Lebanon is ranked by Transparency International as one of the most corrupt countries in the world. And yet it receives well over 200 million euros a year in cash from Brussels just to contain 1.8 million Syrian refugees. It’s actually not even a lot of money. For this pathetic amount, Europe has to console itself that it won’t have a refugee problem from Lebanon in exchange for possibly some of its 400 million citizens getting cancer from swimming in contaminated waters or eating contaminated fish. Add to that the gradual extinction of indigenous turtles who lay their eggs on Lebanese beaches, and the stink just fills your lungs…

“The pollution never stops at one point,” Professor Najat A. Saliba of the AUB tells Jay. “The ocean is a living beast and currents are always in motion. Trash and leachates will move mainly from the south to the north as this is the prevalent wind in Lebanon.”

Corruption, injustice, gender inequality, ecocide are interconnected 

According to the United Nations Environment Program, gender definitely plays a role when it comes to environmental damage and the health of our natural resources:

“Around the world, environmental conditions impact the lives of women and men in different ways as a result of existing inequalities. Gender roles often create differences in the ways men and women act in relation to the environment, and in the ways men and women are enabled or prevented from acting as agents of environmental change.”

In other words, the oppression of women and the oppression of nature are fundamentally linked.

The environment isn’t a luxury item, an accessory that we can do without. It is our home, an extension of ourselves as human beings, as communities, as functional societies.

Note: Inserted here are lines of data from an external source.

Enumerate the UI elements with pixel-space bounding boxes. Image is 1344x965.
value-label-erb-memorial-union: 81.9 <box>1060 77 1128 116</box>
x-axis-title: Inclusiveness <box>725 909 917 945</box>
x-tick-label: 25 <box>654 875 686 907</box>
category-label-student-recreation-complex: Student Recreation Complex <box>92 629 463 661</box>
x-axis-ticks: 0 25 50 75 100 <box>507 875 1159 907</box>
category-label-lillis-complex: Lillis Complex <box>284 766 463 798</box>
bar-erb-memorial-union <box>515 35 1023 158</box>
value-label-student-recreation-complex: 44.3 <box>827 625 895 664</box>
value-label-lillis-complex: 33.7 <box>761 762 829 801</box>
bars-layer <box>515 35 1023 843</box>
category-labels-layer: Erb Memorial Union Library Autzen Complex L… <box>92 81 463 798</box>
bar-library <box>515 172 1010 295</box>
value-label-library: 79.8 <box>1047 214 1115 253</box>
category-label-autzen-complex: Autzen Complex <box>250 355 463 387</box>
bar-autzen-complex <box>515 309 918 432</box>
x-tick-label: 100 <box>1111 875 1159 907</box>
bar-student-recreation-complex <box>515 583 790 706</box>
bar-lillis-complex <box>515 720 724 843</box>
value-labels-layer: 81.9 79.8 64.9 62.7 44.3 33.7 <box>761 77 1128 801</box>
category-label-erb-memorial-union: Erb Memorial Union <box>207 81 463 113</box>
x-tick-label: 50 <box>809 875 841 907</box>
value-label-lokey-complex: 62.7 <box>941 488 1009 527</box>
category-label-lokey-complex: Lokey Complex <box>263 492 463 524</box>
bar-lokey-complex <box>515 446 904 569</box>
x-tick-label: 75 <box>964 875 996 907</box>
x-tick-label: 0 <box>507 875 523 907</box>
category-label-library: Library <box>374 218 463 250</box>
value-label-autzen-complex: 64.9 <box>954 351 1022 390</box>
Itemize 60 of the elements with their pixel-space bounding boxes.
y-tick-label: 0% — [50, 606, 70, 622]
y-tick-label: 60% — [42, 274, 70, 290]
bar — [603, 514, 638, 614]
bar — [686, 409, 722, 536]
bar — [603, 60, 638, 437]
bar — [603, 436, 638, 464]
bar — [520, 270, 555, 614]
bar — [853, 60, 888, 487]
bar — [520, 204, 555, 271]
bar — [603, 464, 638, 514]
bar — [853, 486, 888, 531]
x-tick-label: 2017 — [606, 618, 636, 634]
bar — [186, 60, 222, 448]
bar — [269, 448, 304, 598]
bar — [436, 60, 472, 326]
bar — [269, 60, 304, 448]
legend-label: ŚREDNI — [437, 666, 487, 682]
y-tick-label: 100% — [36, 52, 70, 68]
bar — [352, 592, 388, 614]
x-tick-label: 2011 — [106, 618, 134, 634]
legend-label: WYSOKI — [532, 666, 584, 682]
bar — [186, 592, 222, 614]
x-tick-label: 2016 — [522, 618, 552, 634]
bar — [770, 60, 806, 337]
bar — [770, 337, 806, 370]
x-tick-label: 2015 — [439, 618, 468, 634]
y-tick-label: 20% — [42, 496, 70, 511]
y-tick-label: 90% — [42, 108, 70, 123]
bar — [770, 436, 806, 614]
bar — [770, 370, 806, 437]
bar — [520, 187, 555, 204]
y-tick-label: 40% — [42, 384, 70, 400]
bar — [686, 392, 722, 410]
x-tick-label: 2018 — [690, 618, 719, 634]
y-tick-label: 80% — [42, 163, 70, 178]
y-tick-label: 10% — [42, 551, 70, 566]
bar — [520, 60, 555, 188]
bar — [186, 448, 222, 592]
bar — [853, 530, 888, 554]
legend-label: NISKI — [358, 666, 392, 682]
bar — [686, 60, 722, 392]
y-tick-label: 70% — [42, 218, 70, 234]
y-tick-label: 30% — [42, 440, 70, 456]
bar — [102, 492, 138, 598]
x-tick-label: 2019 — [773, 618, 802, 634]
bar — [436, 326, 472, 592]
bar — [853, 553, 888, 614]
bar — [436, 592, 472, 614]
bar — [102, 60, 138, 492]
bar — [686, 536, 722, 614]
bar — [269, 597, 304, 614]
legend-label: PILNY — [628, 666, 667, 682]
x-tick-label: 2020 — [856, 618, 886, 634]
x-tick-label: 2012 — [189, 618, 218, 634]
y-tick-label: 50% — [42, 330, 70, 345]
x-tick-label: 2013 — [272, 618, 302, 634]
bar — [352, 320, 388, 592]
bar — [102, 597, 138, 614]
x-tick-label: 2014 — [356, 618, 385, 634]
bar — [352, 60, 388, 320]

Environmental attorney Josephine Balzac writes: […] society has “failed to realize the interconnected and interdependent relationship between humans and the environment… It is the recognition that the root source to our social and environmental issues stems from the unfortunate masculine mentality that drives our entire global society. This idea that natural resources are commodities to be extracted and exploited causes environmental degradation to potentially the point of no return…

Our laws have never allowed for nature to have rights or even allowed to have standing. Justice for the environment is not a right in our system of government, which was created by men. The laws do not treat nature fairly, nor do they give her any strength or power, and the laws have always favored men. [They do not] protect our natural resources, [or] protect our sources of life. Without nature, we die. We need her to survive. The patriarchal laws and government systems have never accepted this as true, have never understood this very principle, which is nothing more than common sense.

This dominant worldview is the very reason why women have been oppressed, sexualized, controlled, and exploited by men with a capitalistic mentality. Women and nature are inferiors in a man’s world and the goal of ecofeminists is to change this view and make way for their liberation, by having rights in and of themselves. Rights must be given through laws like ecocide that prevent the tyrannical corporate control that destroys our life source.”

Yes, there is a certain level of compassion fatigue that has clicked into gear. But, breaking out of this cognitive deadlock is crucial, because if things continue at this rate, we will simply collapse under the weight of our very own trash.

The upcoming parliamentary elections, with or without a quota, with or without the blessing of the EU, must see more women on the frontlines of change, because the real change, the shift in the paradigm that we all aspire to, must be birthed by the women of our nation. Only then, would we have shaken and tried the ol’ boys club for their crimes against peace. As for the EU? It’s about time Europeans wake up and smell the shit.

 

 

One thought on “Successive Lebanese governments, EU must be tried for ecocide

  1. I don’t want to sound unnecessarily pessimistic, but how can we change this?
    What viable solutions are there to implement change?